Expert: Paul Klarreich - 11/30/2007

Question
Hello and good afternoon. I have three questions that I really need help with. The book I'm using does not show how to solve. I will appreciate it if can help me out with the ones you can and show me how you got to the answer step-by step. I hope to hear from you very soon.

1. Find the area of in the first quadrant bounded by the arc of a circle described by the polar equation r = 2 sin 2è + 4 cos è.


2.Find the average value of the function i= 15 [(l- e^(-1/2t)] from t=0 to t=4.

My ans.- 7.5(2 + e^-2)


3.Find the rms value of the functions i= 15 [(l- e^(-1/2t)] from t=0 to t=4.


Thank you so much for you help.

Answer
Questioner:   Cindy
Category:  Calculus
Private:  No
 
Subject:  Calculus
Question:  Hello and good afternoon. I have three questions that I really need help with. The book I'm using does not show how to solve. I will appreciate it if can help me out with the ones you can and show me how you got to the answer step-by step. I hope to hear from you very soon.

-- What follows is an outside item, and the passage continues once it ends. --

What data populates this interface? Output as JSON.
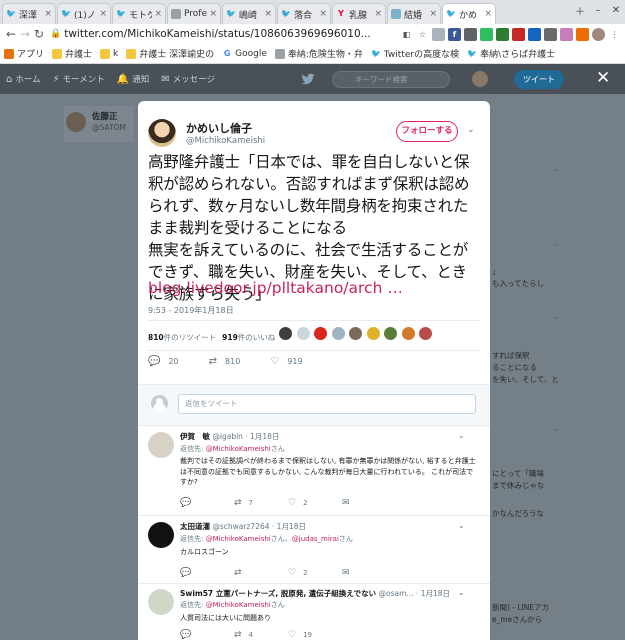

1. Find the area of in the first quadrant bounded by the arc of a circle described by the polar equation r = 2 sin 2t + 4 cos t.


2.Find the average value of the function i= 15 [(l- e^(-1/2t)] from t=0 to t=4.

My ans.- 7.5(2 + e^-2)


3.Find the rms value of the functions i= 15 [(l- e^(-1/2t)] from t=0 to t=4.


Thank you so much for you help.
................................................
Hi, Cindy,
[How do you know this is the afternoon here? Actually the time stamp on your question is 3:50 AM]  

1. The area in P.C. is: [use t = theta]

{t2
|  1/2 r^2 dt
}t1

r = (2 sin 2t + 4 cos t)  << are you sure this is a circle?
r = (4 sin t cos t + 4 cos t)
r = 4 cos t (sin t + 1)

r^2 = 16 cos^2(t)(sin^2(t) + 2 sin t + 1)
Now integrate this from 0 to pi/2.

It's messy, so I cheated and used THE INTEGRATOR:

http://integrals.wolfram.com/index.jsp

which gave:

(60*x - 48*Cos[x] - 16*Cos[3*x] + 24*Sin[2*x] - 3*Sin[4*x])/6

You can do the rest.
...................................

2.Find the average value of the function i= 15 [(l- e^(-1/2t)] from t=0 to t=4.

Average value over [a,b] = Integral over [a,b] divided by (b-a)

{4
|   [(l- e^(-1/2t)] dt << put the 15 back later.
}0


= t - e^(-1/2t)/(-1/2) =

= t + 2e^(-1/2t) from  0 to 4 =

4 + 2e^(-2) - (0 + 2) =

2 + 2e^(-2) times 15.
...............................................
For an RMS value, you:

1. Square the function.
2. Average it over the interval, like #2.
3. Square-root the result.



[(l- e^(-1/2t)]^2 = 1 - 2 e^(-1/2t) + e^(-t)  << put back 15 later.

{4
| [1 - 2 e^(-1/2t) + e^(-t)] dt =
}0

t + e^(-1/2t) - e^(-t), from 0 to 4:

4 + e^(-2) - e^(-4) - (0 + 1 - 1) =

4 + e^(-2) - e^(-4)

Now divide by 4, take sqrt, finally X15.